Ye Dongping não resistiu a dar outro conselho ao filho. Sabia que aquela aparência tranquila era apenas fachada. Se realmente quisesse, Ye Tian era mais encrenqueiro que qualquer um.
A bagagem de Ye Tian era simples: em uma mochila comum, algumas roupas íntimas. O restante, roupas de meia-estação e cobertores, planejava comprar em Pequim. O hábito de anos fazia com que ele não gostasse de viajar carregado.
Ao olhar o relógio, já era uma e meia da tarde. A pequena cidade não tinha estação de trem; só para chegar à estação da cidade vizinha, gastariam mais de uma hora. Os dois trancaram a porta e saíram.
Carregando a mochila do filho, Ye Dongping notou a carteira volumosa no bolso traseiro da calça jeans de Ye Tian e reclamou:
— Você não sabe guardar direito sua carteira?
Ye Tian havia dividido os dez mil yuan que o pai lhe dera em duas partes: oito mil na mochila, e dois mil na carteira, que ficava saliente no bolso de trás.
Ao ouvir o pai, Ye Tian riu, despreocupado:
— Pai, ainda não nasceu quem consiga roubar meu dinheiro...
Não era presunção. De Jiangnan até Hebei, não havia um só desavisado no trem que ousasse mexer com ele.

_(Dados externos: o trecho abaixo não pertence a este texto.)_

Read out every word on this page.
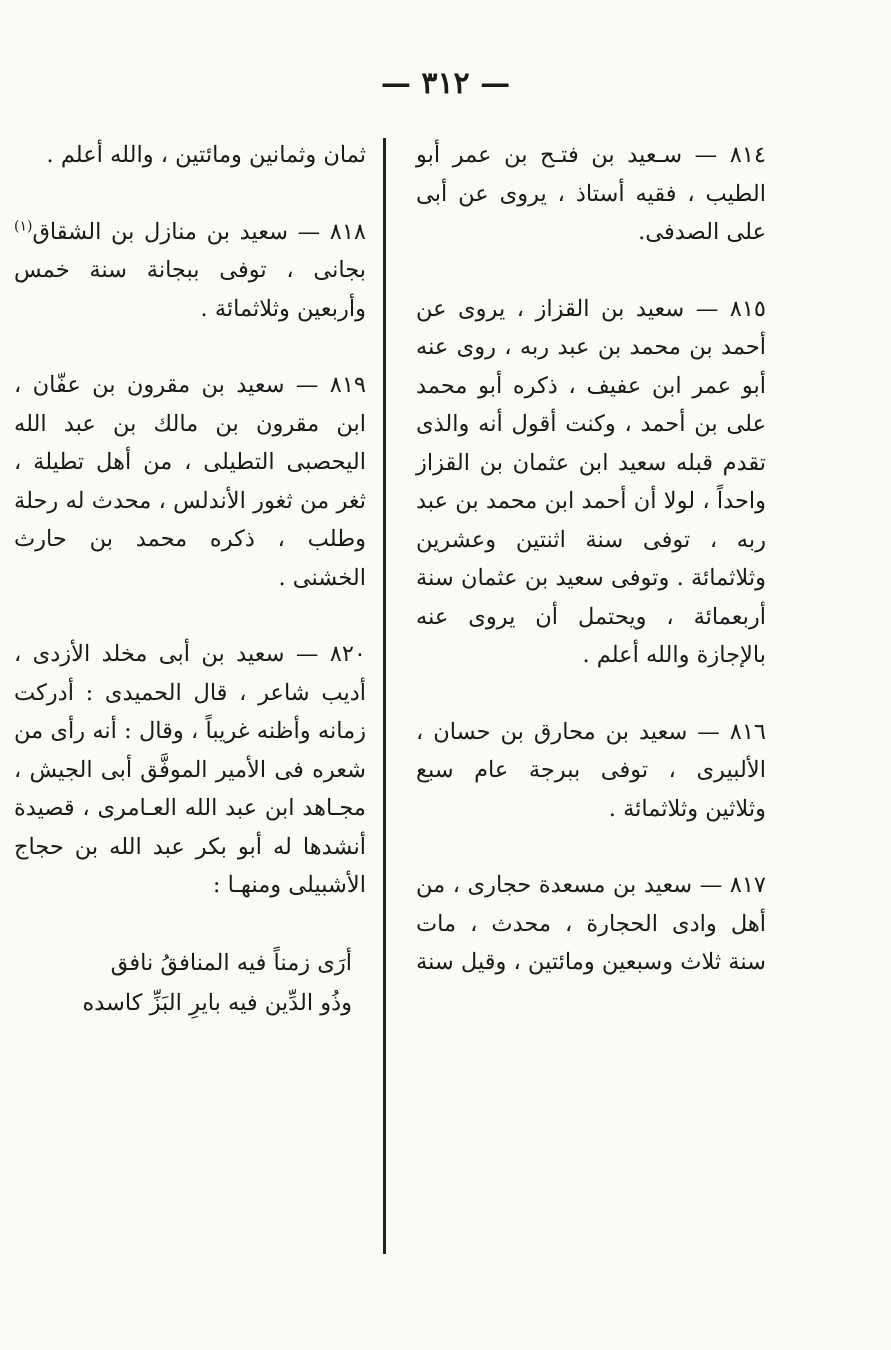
— ٣١٢ —

٨١٤ — سـعيد بن فتـح بن عمر أبو الطيب ، فقيه أستاذ ، يروى عن أبى على الصدفى.

٨١٥ — سعيد بن القزاز ، يروى عن أحمد بن محمد بن عبد ربه ، روى عنه أبو عمر ابن عفيف ، ذكره أبو محمد على بن أحمد ، وكنت أقول أنه والذى تقدم قبله سعيد ابن عثمان بن القزاز واحداً ، لولا أن أحمد ابن محمد بن عبد ربه ، توفى سنة اثنتين وعشرين وثلاثمائة . وتوفى سعيد بن عثمان سنة أربعمائة ، ويحتمل أن يروى عنه بالإجازة والله أعلم .

٨١٦ — سعيد بن محارق بن حسان ، الألبيرى ، توفى ببرجة عام سبع وثلاثين وثلاثمائة .

٨١٧ — سعيد بن مسعدة حجارى ، من أهل وادى الحجارة ، محدث ، مات سنة ثلاث وسبعين ومائتين ، وقيل سنة

ثمان وثمانين ومائتين ، والله أعلم .

٨١٨ — سعيد بن منازل بن الشقاق$^{(١)}$ بجانى ، توفى ببجانة سنة خمس وأربعين وثلاثمائة .

٨١٩ — سعيد بن مقرون بن عفّان ، ابن مقرون بن مالك بن عبد الله اليحصبى التطيلى ، من أهل تطيلة ، ثغر من ثغور الأندلس ، محدث له رحلة وطلب ، ذكره محمد بن حارث الخشنى .

٨٢٠ — سعيد بن أبى مخلد الأزدى ، أديب شاعر ، قال الحميدى : أدركت زمانه وأظنه غريباً ، وقال : أنه رأى من شعره فى الأمير الموفَّق أبى الجيش ، مجـاهد ابن عبد الله العـامرى ، قصيدة أنشدها له أبو بكر عبد الله بن حجاج الأشبيلى ومنهـا :

أرَى زمناً فيه المنافقُ نافق
وذُو الدِّين فيه بايرِ البَزِّ كاسده
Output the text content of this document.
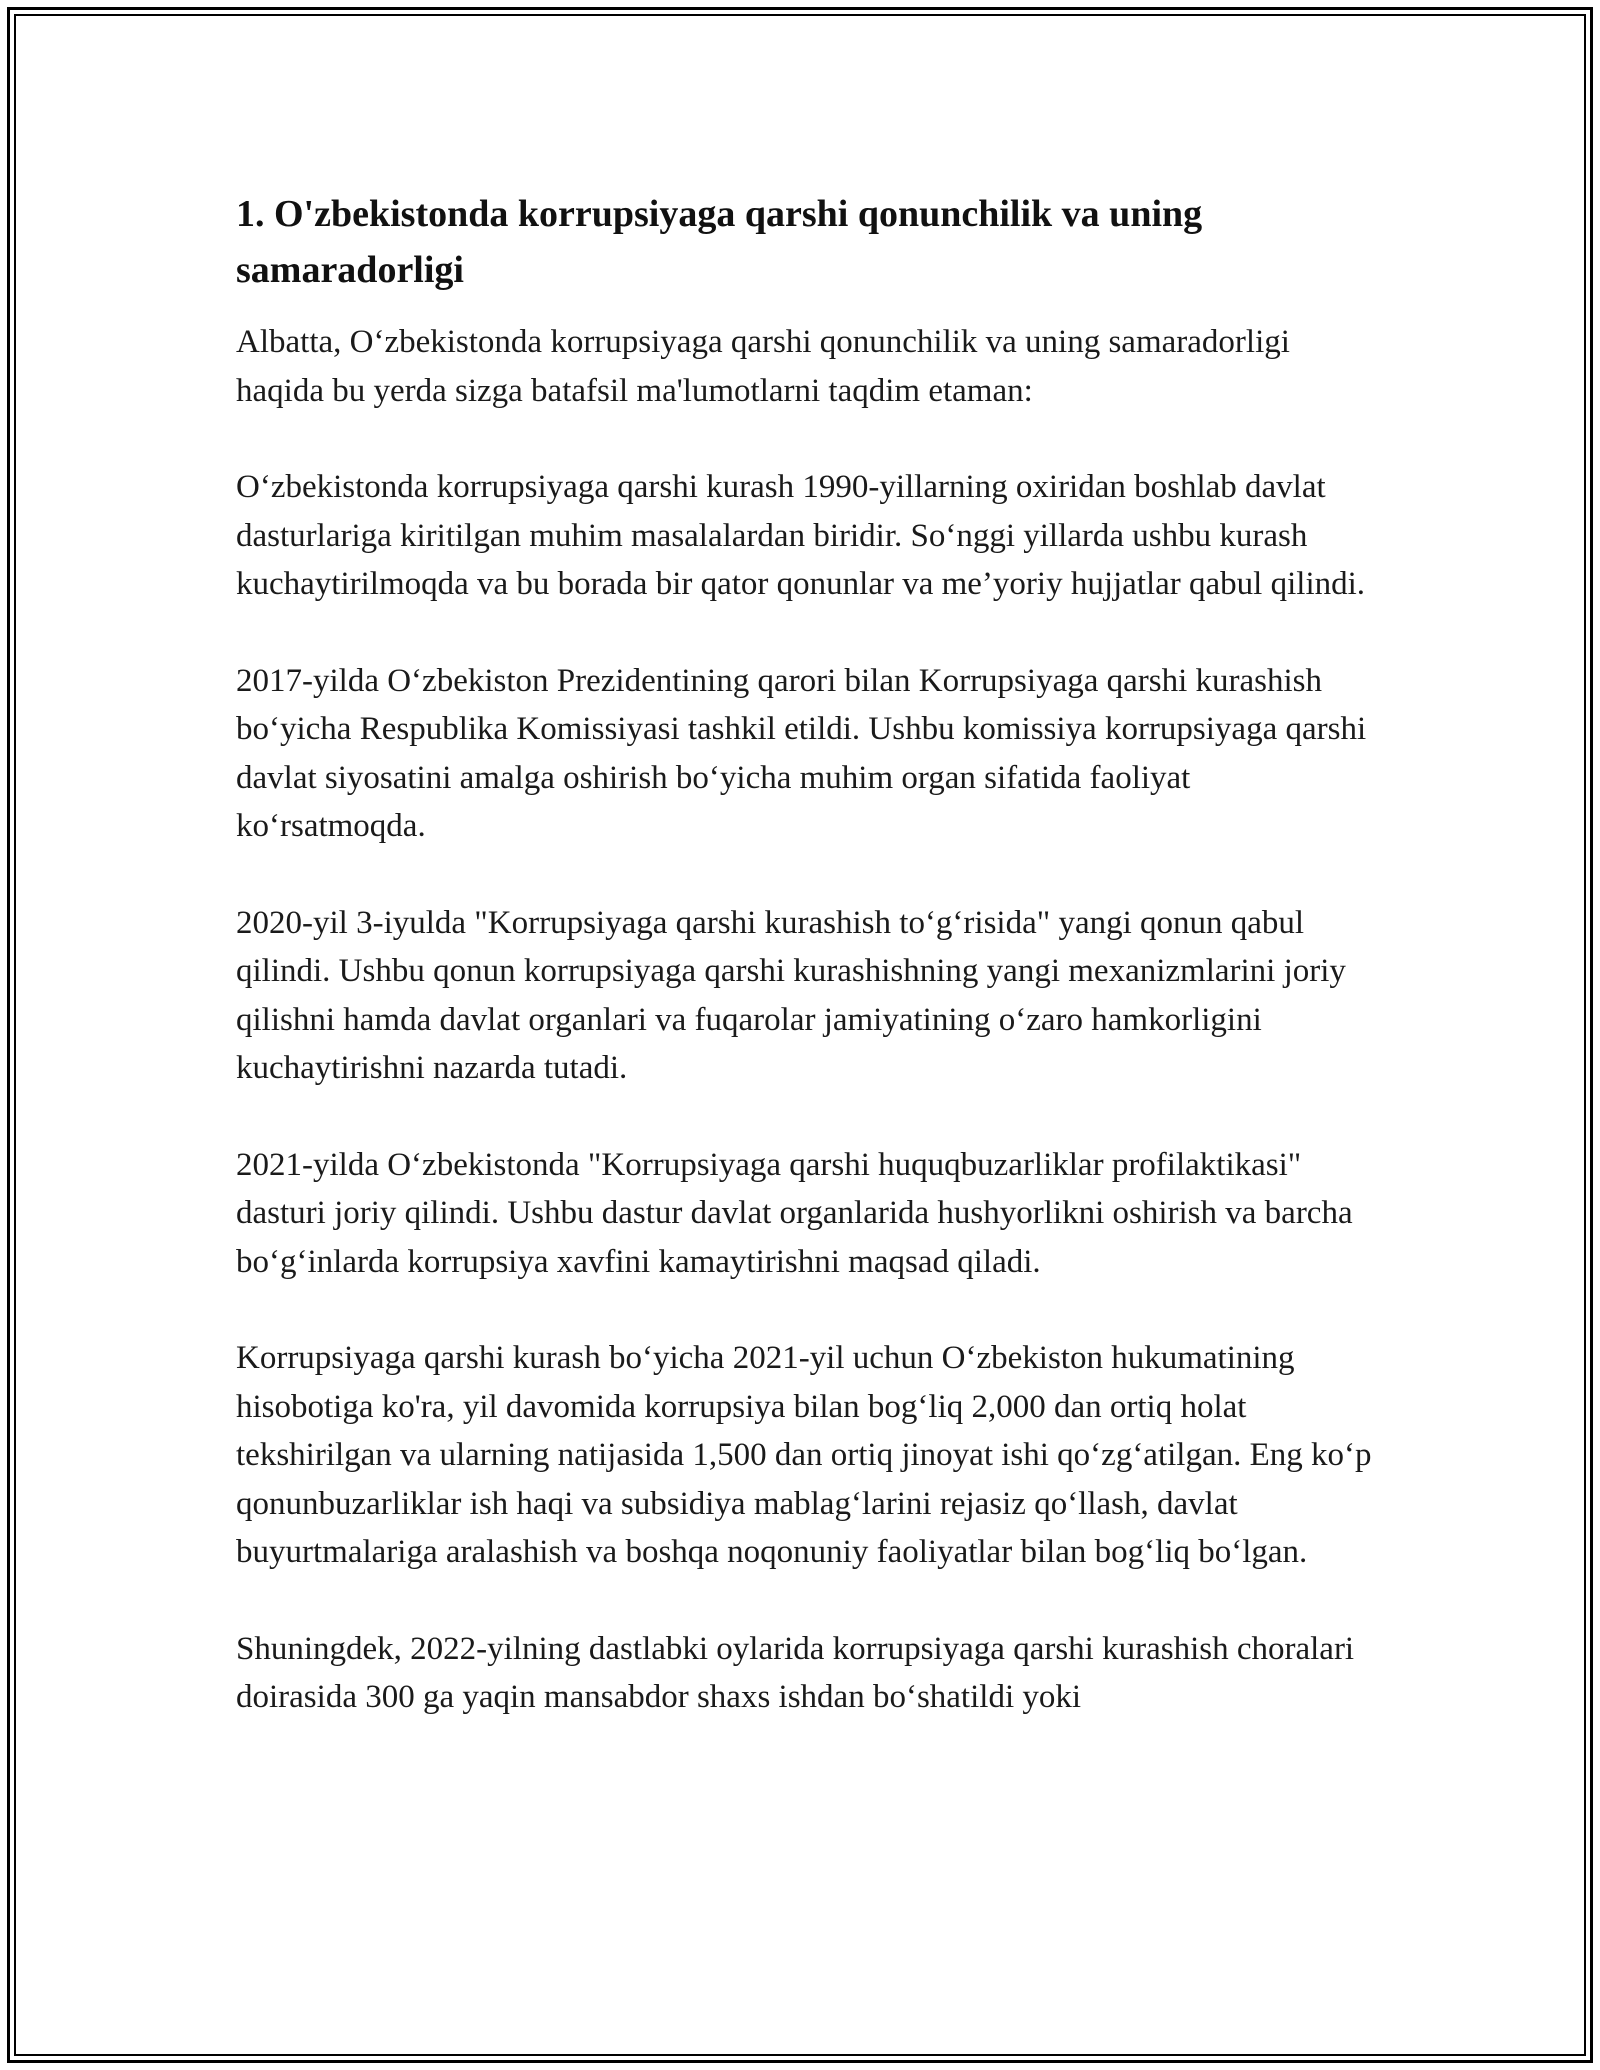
1. O'zbekistonda korrupsiyaga qarshi qonunchilik va uning samaradorligi

Albatta, O‘zbekistonda korrupsiyaga qarshi qonunchilik va uning samaradorligi haqida bu yerda sizga batafsil ma'lumotlarni taqdim etaman:

O‘zbekistonda korrupsiyaga qarshi kurash 1990-yillarning oxiridan boshlab davlat dasturlariga kiritilgan muhim masalalardan biridir. So‘nggi yillarda ushbu kurash kuchaytirilmoqda va bu borada bir qator qonunlar va me’yoriy hujjatlar qabul qilindi.

2017-yilda O‘zbekiston Prezidentining qarori bilan Korrupsiyaga qarshi kurashish bo‘yicha Respublika Komissiyasi tashkil etildi. Ushbu komissiya korrupsiyaga qarshi davlat siyosatini amalga oshirish bo‘yicha muhim organ sifatida faoliyat ko‘rsatmoqda.

2020-yil 3-iyulda "Korrupsiyaga qarshi kurashish to‘g‘risida" yangi qonun qabul qilindi. Ushbu qonun korrupsiyaga qarshi kurashishning yangi mexanizmlarini joriy qilishni hamda davlat organlari va fuqarolar jamiyatining o‘zaro hamkorligini kuchaytirishni nazarda tutadi.

2021-yilda O‘zbekistonda "Korrupsiyaga qarshi huquqbuzarliklar profilaktikasi" dasturi joriy qilindi. Ushbu dastur davlat organlarida hushyorlikni oshirish va barcha bo‘g‘inlarda korrupsiya xavfini kamaytirishni maqsad qiladi.

Korrupsiyaga qarshi kurash bo‘yicha 2021-yil uchun O‘zbekiston hukumatining hisobotiga ko'ra, yil davomida korrupsiya bilan bog‘liq 2,000 dan ortiq holat tekshirilgan va ularning natijasida 1,500 dan ortiq jinoyat ishi qo‘zg‘atilgan. Eng ko‘p qonunbuzarliklar ish haqi va subsidiya mablag‘larini rejasiz qo‘llash, davlat buyurtmalariga aralashish va boshqa noqonuniy faoliyatlar bilan bog‘liq bo‘lgan.

Shuningdek, 2022-yilning dastlabki oylarida korrupsiyaga qarshi kurashish choralari doirasida 300 ga yaqin mansabdor shaxs ishdan bo‘shatildi yoki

Viajando pelo país com o mestre, embora Ye Tian raramente se metesse em confusões, sempre havia quem o abordasse. Nessas situações, não chamava a polícia; resolvia de acordo com as regras do submundo. Ao longo dos anos, não foram poucas as mãos que inutilizou.
Dizem que cada rato conhece seus caminhos, e cada ladrão tem seus métodos. Todo ano Ye Tian viajava pelo país, e logo se espalhou a fama de um jovem perigoso, com quem ninguém deveria se meter. Por isso, ultimamente, raramente encontrava problemas em suas viagens.
Ouvindo a resposta do filho, Ye Dongping lhe deu um cascudo:
— Moleque, não é questão de não temer ladrão, mas sim de não chamar atenção! Você ainda é só um garoto, não se ache tão esperto. Seja discreto, entendeu?
Embora soubesse que o filho não era inexperiente, Ye Dongping fez questão que tirasse a carteira do bolso de trás e a colocasse no bolso da frente da jaqueta. Só então abriu a porta do carro e seguiu com Ye Tian para a estação.
As estações de trem de qualquer cidade são sempre lugares caóticos e com alto índice de ocorrências. Mas, para Ye Tian, esse ambiente misto de todo tipo de gente era familiar.
Ao entrar no saguão, carregando a mochila, Ye Tian logo percebeu alguns tipos de olhos espertos, atentos aos bolsos alheios. Era época de volta às aulas, o que fazia deste o período mais ativo para os batedores de carteira.
Mas, mexer no ganha-pão dos outros é como ferir pai e mãe. Conhecedor das regras do submundo, Ye Tian não se envolvia nesses assuntos banais. Se nem a polícia se importava, por que ele teria que ser o bom cidadão?
— O trem de número xxx, partindo de Xangai para Pequim, acaba de chegar. Passageiros, por favor, apresentem seus bilhetes para embarque...
Depois de mais de uma hora de espera, finalmente o sistema de som anunciou a chegada do trem de Ye Tian.
— Ué, cadê o pai?
Ye Tian levantou-se e entrou na fila, mas percebeu que o pai, que estava ali há pouco, havia sumido. Como o trem só parava ali por dez minutos, Ye Tian, sem alternativa, pegou a mochila e passou pela catraca.
— Ye Tian, Ye Tian, abre a janela!
Assim que encontrou seu assento no vagão, ouviu o chamado do pai. Olhando pela janela, viu Ye Dongping segurando um bilhete de acesso à plataforma numa mão e uma sacola de frutas na outra, o rosto suado e ansioso, batendo no vidro.
Ye Tian abriu a janela e recebeu as frutas das mãos do pai. O trem partiu lentamente. Observando o rosto do pai, já envelhecido, com fios brancos nas têmporas, Ye Tian sentiu os olhos se encherem de lágrimas sem nem perceber.